Global Philanthropy Forum 2023 | Confronting Orthodoxies: Evolving Mindsets

The Youth Cafe took part in the 2023 Global Philanthropy Forum conference, which focused on evolving mindsets and confronting orthodoxies in philanthropy. The program sought to engage in needed conversations but was not often conducted in a public forum. It sought roadmaps for funders to embed topics like accountability, localization and justice, equity, diversity and inclusion in their global work. Over the 2.5 days, 220 people were in attendance from 31 countries -- a truly global conversation.

KEY INSIGHTS:

We are now in a moment where partnerships between global philanthropy and local communities have the power to build cross-border collaboration.

  • We need to fund the areas that have been invested in the past but also look at fields and countries that have received less funding to reach the most vulnerable and effect change.
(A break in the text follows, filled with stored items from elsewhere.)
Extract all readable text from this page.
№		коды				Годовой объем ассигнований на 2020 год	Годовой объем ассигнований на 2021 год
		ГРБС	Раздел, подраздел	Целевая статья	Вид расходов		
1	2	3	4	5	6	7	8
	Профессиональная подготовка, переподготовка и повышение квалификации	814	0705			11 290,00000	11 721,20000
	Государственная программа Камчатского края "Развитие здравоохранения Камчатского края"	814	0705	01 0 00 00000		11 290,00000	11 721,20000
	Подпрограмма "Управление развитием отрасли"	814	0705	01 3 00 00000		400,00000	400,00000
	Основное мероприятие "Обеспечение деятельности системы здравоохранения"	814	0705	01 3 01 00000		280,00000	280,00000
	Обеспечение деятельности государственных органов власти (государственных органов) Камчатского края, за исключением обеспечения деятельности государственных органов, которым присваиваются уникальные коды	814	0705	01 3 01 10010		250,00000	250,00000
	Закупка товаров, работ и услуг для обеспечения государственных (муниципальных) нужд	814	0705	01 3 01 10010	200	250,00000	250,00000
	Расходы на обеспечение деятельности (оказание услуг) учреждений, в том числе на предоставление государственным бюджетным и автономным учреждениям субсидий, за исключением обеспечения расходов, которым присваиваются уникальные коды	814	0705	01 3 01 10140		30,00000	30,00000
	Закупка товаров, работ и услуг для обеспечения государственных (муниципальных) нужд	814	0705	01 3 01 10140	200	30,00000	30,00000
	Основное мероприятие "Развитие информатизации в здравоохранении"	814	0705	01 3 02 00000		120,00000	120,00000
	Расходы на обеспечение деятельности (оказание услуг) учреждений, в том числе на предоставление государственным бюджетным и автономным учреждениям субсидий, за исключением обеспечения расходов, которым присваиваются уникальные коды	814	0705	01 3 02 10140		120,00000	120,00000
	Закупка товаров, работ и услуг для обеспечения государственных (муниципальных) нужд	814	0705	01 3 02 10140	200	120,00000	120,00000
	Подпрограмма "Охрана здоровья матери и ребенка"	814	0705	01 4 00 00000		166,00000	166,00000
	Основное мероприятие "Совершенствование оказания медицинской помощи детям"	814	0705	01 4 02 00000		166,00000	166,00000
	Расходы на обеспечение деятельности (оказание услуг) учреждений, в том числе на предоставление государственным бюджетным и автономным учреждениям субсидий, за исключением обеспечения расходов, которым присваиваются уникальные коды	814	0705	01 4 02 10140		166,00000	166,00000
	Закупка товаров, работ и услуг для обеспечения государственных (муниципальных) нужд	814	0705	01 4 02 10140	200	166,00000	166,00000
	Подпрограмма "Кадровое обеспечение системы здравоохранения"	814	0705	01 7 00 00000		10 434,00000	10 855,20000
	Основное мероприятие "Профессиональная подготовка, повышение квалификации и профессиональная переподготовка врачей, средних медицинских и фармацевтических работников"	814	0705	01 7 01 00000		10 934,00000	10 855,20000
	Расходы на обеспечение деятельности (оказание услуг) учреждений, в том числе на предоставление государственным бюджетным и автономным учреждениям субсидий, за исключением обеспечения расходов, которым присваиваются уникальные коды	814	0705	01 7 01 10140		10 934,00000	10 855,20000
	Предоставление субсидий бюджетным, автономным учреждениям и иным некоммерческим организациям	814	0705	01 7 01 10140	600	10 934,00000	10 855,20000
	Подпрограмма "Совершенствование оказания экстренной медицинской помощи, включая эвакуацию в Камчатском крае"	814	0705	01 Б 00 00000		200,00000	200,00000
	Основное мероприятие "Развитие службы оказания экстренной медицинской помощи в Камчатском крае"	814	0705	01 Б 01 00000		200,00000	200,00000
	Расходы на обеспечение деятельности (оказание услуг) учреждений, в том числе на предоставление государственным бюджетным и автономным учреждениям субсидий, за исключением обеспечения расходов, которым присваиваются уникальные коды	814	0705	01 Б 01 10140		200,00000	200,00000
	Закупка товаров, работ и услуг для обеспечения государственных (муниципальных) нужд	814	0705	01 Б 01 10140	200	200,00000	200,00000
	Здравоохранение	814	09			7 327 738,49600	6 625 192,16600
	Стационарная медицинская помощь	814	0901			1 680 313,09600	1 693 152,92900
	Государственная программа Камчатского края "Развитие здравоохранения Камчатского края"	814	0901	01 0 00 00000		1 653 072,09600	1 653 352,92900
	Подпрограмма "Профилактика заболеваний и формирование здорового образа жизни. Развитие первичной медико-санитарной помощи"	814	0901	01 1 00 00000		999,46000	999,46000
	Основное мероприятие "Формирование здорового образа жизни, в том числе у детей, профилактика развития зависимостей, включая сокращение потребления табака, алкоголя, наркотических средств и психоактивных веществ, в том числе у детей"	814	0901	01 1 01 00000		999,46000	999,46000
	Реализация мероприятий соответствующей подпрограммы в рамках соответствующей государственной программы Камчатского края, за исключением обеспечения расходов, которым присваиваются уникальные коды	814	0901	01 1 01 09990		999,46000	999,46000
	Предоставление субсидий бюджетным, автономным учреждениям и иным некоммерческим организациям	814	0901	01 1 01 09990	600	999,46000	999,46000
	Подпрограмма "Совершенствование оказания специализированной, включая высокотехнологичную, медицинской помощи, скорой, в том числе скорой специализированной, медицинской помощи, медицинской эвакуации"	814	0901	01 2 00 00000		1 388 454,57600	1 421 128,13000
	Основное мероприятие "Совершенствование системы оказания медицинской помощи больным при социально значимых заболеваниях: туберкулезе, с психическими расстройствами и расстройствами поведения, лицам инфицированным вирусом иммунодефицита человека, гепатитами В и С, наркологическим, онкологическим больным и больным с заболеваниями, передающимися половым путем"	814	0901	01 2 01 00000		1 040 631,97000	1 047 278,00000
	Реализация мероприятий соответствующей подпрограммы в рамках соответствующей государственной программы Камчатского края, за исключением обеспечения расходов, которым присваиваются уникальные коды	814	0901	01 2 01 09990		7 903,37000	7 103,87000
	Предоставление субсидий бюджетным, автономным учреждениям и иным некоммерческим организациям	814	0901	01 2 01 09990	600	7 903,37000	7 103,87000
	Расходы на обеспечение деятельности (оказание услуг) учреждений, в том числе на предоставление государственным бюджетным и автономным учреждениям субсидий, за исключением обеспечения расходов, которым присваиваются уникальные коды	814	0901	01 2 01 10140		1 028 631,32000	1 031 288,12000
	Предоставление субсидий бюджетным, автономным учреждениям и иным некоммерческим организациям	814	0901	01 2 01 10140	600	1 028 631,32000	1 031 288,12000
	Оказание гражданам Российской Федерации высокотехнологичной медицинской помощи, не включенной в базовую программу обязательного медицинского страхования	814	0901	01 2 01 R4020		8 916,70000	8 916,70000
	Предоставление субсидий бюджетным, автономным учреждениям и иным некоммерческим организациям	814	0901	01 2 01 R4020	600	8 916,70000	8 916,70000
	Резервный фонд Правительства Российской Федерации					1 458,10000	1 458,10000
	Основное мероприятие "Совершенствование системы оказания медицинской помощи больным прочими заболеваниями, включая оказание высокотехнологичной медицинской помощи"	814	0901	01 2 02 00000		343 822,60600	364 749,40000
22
More must be done to address climate change, which cuts across all issues. Development and climate change must now be seen to be intertwined.

  • The biggest opportunity for philanthropy is addressing the damages of climate change and investing in projects that have no market returns.

  • Building from a climate lens means baking resilience and positive externalities into every project.

    Philanthropists are starting to make big bet investments to try and match large-scale global problems with large-scale funding to achieve a tipping point. What makes this model work?

  • Philanthropists need to take bold risks and have “Big Bet” energy: be disruptive, be risky, take a leap of faith and provide seed capital.

  • Solutions should incorporate a “Year Zero” for strategic planning and systems alignment before deployment.

  • Philanthropists must build trust with communities, be willing to take risks and fail to drive innovation.

  • Big bets need to accelerate more agency at the local level, empowering local actors and bringing them into the decision-making process.

Government collaboration will be important to achieving scaled solutions.

  • If you cannot scale, what you’re doing may be useful, but it won’t be relevant.

  • Government is essential to how we construct the idea of supporting local populations. Working with governments, however, requires different partnership strategies and project pacing.

  • Many of the challenges philanthropy addresses today are systems-level problems, meaning systems-level thinking is needed to identify solutions– often at scale.

At the same time, philanthropy must sharpen the focus on co-creation with local communities.

  • Solutions should focus first on restoring agency, dignity and ownership to affected communities to empower them.

  • Flexible, unrestricted funding enables innovation and responsiveness to community needs versus top-down directives.

  • “How/why are we financing projects: are we funding recruiting contractors to implement our vision based on outside vision, or are we investing in local partners to make the change they want to see in their own communities.”

The world is changing, and the next generation will work differently. Philanthropy needs to adjust accordingly.

  • To capture attention and educate new audiences, philanthropy needs to reach out to younger people through the platforms and voices they already relate to and not discount influencers as irrelevant.

  • Your best messengers may be hiding in plain sight.

  • Money is not the answer to the problem; empathy is. Teach younger audiences that charity is not a sacrifice; volunteering is not a burden. Philanthropy is its own reward.

We need to embrace a world of learning. Philanthropy must make mistakes, learn and course correct.

  • Philanthropy is the ultimate risk capital. Don’t be afraid to embrace innovation and technical solutions that are on the cutting edge and may not proven yet.

  • Design models that focus on agency, dignity and choice.

  • Trust your experts and give them the resources they need to execute their project (and some latitude to fail so they can reassess and adjust as needed.)

  • Philanthropy needs to acknowledge power dynamics and mistakes and continuously improve.

  • Build channels for open communication and direct feedback from staff, grantees and communities.

  • Ask questions like who is setting the priority, who can access those conversations, who decides where funding goes, who can change that decision and who can express their disappointment.

When we succeed, it will be a paradigm shift.

  • Impact is not just a number; it’s fluid and can be redefined as you go along.

  • Find a way to position yourself as part of the ecosystem.

  • Philanthropy that works is unrestricted funding given over time.